We asked, "You were not asking him to do anything unethical or illegal?"
"No," responded. "I knew the DA wanted to dismiss the case."
Fletcher said that he had copies delivered to David Chase's new attorney, as well as the first attorney, Bryan Lewis, counting on them to get the message to the DA.
"Bryan Lewis had an unusually close relationship with the DA and with Judge Moreland -- and I knew that."
And Lewis also wanted the case to go away, Fletcher said, since he and Judge Moreland were facing ethics charges for their handling of Chase's arrest.

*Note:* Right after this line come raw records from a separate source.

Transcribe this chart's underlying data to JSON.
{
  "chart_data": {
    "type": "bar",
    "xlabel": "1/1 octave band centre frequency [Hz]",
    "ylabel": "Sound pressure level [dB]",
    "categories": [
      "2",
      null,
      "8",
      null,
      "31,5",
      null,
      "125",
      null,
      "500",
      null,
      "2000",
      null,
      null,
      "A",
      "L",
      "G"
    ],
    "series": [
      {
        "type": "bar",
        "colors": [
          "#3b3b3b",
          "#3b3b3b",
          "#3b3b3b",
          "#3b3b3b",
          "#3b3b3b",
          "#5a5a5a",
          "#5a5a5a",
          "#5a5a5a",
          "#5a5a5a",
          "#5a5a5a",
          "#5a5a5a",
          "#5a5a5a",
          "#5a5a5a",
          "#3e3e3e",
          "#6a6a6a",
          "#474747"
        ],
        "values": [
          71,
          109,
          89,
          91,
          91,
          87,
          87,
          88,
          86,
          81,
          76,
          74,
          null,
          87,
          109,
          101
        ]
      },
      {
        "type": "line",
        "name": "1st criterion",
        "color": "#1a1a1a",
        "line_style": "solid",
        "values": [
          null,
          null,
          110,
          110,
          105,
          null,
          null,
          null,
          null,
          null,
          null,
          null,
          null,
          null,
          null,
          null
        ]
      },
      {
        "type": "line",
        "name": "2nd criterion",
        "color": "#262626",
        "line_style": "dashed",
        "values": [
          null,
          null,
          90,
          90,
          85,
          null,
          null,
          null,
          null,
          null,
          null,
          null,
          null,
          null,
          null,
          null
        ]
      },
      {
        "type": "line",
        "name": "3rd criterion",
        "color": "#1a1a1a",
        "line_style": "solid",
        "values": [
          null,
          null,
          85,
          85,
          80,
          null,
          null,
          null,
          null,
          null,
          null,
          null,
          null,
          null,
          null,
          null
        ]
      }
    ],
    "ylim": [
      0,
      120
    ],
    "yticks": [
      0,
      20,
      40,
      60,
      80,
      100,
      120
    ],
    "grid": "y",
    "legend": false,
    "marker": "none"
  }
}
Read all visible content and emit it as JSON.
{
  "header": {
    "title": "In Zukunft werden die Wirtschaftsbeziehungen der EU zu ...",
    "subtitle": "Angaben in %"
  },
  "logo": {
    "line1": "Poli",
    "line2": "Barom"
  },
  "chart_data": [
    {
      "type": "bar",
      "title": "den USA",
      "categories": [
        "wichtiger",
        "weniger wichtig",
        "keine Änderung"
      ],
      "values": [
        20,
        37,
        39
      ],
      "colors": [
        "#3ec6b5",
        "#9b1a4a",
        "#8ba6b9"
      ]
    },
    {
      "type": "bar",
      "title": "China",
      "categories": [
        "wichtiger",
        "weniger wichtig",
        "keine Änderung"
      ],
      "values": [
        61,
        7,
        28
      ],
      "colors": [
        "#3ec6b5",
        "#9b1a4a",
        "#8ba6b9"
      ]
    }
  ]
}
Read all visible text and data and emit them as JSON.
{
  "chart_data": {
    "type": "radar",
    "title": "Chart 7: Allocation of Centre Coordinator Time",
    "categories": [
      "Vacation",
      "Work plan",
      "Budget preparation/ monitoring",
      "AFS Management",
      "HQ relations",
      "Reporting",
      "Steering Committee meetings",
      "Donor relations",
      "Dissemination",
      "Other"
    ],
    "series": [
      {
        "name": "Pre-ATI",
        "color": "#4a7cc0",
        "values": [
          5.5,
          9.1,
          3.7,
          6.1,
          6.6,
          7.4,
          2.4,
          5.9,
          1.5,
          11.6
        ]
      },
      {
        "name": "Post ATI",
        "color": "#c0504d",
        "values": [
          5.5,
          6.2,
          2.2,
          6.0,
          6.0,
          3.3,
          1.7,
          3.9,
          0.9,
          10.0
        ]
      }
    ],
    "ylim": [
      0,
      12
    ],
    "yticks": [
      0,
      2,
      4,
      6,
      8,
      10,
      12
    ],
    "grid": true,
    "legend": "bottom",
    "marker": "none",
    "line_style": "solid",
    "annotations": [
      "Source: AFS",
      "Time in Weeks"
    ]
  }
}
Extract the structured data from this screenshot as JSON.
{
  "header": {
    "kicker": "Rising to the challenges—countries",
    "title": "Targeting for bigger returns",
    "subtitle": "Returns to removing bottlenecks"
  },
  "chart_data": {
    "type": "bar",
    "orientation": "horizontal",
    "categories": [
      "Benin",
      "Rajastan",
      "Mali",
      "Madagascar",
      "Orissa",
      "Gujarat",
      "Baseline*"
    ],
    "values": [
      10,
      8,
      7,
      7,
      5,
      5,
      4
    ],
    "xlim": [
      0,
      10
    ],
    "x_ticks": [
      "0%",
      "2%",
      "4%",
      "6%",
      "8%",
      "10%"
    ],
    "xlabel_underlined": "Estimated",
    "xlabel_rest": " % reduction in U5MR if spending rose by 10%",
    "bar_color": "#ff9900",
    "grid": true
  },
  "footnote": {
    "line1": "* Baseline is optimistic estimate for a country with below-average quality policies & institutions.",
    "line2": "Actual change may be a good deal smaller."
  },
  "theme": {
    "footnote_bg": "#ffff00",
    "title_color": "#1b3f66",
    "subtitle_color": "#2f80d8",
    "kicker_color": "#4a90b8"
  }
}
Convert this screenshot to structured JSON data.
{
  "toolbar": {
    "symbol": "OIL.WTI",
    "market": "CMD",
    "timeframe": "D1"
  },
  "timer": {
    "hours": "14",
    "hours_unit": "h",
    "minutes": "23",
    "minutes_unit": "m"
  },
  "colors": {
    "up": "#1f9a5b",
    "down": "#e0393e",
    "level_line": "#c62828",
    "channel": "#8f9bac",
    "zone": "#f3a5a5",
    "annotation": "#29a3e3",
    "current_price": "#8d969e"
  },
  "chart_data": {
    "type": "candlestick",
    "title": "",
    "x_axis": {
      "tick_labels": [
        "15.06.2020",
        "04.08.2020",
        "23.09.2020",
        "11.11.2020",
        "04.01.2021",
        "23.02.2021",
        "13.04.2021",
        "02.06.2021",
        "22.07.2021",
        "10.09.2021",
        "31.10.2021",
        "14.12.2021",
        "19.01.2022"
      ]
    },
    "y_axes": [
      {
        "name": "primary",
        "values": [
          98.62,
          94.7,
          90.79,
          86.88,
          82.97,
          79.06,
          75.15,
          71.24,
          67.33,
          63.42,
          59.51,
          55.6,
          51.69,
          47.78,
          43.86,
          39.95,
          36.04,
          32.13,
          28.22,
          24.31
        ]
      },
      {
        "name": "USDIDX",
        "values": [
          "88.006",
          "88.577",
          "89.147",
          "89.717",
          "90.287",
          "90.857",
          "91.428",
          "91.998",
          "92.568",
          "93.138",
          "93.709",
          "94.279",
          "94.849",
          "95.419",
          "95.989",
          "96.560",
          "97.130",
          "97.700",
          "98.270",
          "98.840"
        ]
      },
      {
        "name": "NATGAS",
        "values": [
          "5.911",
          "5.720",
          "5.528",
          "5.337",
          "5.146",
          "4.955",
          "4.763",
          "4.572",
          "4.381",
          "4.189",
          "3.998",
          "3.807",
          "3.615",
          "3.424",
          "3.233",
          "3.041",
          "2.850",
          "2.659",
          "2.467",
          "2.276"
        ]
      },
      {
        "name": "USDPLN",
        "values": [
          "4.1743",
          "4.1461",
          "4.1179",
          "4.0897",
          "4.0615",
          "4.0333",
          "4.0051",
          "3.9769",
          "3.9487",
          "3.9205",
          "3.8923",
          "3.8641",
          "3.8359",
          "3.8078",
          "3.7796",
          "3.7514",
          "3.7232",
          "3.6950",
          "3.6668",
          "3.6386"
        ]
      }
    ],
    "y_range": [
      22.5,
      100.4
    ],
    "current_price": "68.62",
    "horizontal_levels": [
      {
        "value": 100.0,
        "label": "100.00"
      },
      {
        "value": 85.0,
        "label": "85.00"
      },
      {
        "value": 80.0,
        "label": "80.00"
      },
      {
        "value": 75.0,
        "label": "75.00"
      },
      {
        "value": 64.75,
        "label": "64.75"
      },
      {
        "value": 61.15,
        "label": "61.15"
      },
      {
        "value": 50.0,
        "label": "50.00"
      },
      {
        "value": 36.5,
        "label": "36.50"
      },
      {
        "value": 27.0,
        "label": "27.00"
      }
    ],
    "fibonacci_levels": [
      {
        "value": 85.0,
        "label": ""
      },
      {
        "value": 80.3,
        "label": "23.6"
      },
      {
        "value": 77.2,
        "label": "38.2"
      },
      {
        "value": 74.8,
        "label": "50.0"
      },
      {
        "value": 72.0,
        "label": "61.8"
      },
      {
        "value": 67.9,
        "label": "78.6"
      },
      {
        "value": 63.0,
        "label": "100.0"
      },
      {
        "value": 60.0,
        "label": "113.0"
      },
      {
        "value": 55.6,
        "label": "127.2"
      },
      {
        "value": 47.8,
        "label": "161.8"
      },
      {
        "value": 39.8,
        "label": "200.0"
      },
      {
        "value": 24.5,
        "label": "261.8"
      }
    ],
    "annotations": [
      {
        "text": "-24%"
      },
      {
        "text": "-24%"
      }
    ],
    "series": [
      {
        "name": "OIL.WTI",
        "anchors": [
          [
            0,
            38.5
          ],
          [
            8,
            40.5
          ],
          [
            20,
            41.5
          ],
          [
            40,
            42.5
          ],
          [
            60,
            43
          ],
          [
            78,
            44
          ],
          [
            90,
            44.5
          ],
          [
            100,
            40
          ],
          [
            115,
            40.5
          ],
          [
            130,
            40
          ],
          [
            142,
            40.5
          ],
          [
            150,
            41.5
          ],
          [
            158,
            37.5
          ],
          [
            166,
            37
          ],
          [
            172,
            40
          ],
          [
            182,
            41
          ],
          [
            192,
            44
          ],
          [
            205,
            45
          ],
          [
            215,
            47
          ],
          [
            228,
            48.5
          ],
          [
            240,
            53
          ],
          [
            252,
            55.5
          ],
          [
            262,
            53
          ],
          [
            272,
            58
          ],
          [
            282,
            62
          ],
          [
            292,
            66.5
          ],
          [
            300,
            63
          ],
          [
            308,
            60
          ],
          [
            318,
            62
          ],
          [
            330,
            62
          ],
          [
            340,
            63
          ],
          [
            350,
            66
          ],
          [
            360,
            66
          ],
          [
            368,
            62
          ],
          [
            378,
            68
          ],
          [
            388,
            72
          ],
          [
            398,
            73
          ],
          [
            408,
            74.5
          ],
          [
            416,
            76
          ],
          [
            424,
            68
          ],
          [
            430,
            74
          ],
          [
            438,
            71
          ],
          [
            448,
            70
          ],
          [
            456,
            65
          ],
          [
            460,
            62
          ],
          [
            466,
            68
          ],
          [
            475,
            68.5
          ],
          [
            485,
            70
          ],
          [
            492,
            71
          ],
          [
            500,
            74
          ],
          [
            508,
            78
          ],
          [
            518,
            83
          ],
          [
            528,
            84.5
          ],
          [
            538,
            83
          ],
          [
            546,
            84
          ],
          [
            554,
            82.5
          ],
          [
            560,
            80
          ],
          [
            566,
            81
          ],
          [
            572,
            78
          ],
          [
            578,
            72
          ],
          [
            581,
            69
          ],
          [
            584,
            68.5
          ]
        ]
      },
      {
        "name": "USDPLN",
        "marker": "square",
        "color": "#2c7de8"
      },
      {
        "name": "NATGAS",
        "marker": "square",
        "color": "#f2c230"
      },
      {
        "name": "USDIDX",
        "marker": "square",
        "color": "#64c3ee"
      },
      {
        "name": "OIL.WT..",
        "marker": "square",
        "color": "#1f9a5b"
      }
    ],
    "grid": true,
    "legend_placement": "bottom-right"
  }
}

"There was a feeling among Bryan, and I think Casey, that if David's case ultimately got dismissed then what they did at the beginning would not look as bad as it looked," he added.
NewsChannel 5 Investigates noted that "f it was a bogus from the beginning...."
Fletcher chimed in, "They went and got an innocent guy out of jail. Ok? It's hard to be made at a guy for doing that even if you broke or bent a rule in the process."
Eventually, Funk did agree to drop the domestic violence charges, but only if Chase agreed to drop a civil rights lawsuit he had filed against Metro Police, as well as several officers.
Fletcher said, Funk "had something David Chase wanted. So he said drop these cases, I'll do what you want me to do."
But Chase balked.
A text message filed in the civil case shows he thought it was "blackmail."
So Fletcher said he encouraged Bryan Lewis to put the pressure on Chase.
"I said call David and make it personal," Fletcher recalled. "Tell him you need him to drop these lawsuits."
He added, "I think that had an impact on David."
Finally, Chase agreed, and the deal was struck.
That night, at a Germantown restaurant, Fletcher says he, Bryan Lewis, Judge Moreland and David's lead attorney Rich McGee celebrated.
"There was clinking of glasses and a little celebration that the case was finally over."
A spokesperson for the DA's office says no one there remembers ever seeing a report from a focus group.
Fletcher said that all the players were doing what they had to do -- and he doesn't believe anyone crossed any legal or ethical lines.
EDITOR'S NOTE: We should note that, after Phil first reported on the allegations being made in the Williamson County court case a year ago, General Funk sued Phil and NewsChannel 5's parent company for $200 million. A motion has been filed asking a judge to dismiss that lawsuit.